I have now been in the presence of Soundstring wire for a number of months  ...months in which my concern not to overlook the inherent signal reproduction nuances of cables priced so low has been reinforced over and over by the sheer facts of the matter at stake as one listens. By any rational accounting of current price standards in the audiophile market, Soundstring cables are genuinely "bargain basement" gifts to those on a budget and to those who refuse to throw money like water on audio dreams. The major conclusion that I have taken from my time with the spectrum of Soundstring cables is this:

I am not aware of any brand or make of audio cables that equals or surpasses Soundstring cables in quality for dollars spent. In that critical if also frequently neglected price-quality ratio, Soundstring (to the best of my knowledge) is literally unequaled. If, like me, you begin to swap out power cables, for example, depending upon your cache of comparison cords, you'll find (I'm confident) that, while a few quite expensive cables may edge these out in subtle ways, the differential between them and Soundstring's wire is purchased at an extremely large and punitive cost multiple.

This first of several reviews of the Soundstring line of cables is meant to alert readers—or warn them—that outrageous prices do not have to obstruct audiophile dreams of enhanced music enjoyment. Over the years, this listener has found that inexpensive integrated amplifiers (such as NAD and Creek) can offer a very large percentage of "ultimate" sonic resolution—and that slightly more expensive amplifiers, such as the line of modified McCormack DNA series amps, can rival and exceed amps at ten and twelve times their price.
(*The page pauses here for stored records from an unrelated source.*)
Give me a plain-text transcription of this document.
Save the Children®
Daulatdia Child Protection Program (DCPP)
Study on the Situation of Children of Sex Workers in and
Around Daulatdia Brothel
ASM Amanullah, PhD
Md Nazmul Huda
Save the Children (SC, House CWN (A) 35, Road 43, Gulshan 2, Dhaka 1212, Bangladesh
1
Another relevant example can be found in the recent appearance of the OPPO universal disc player [review to follow]. But my point here at the outset of reviewing Soundstring's remarkable accomplishment is that GREAT MUSICAL REPRODUCTION CAN BE ACHIEVED WITHOUT BANK BUSTING EXPENDITURES.
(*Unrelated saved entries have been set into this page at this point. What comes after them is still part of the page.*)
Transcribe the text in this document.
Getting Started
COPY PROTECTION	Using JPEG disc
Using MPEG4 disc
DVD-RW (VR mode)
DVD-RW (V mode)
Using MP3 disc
I'll conclude for now by offering a small personal lament. I wish I had requested a thirty foot pair of Soundstring's balanced interconnects so that I might evaluate them as microphone cables against others (quite costly) which I regularly depend upon. Perhaps, if I write Saint Nick a legible note of solicitation—cookies warm by a holiday fire—I may be a lucky boy whose one last wish is fulfilled  ...because these cables from Soundstring (balanced and unbalanced interconnects, power cords, and speaker cables; as well as short jumper wires) ring gorgeous bells here at BluePort Sound.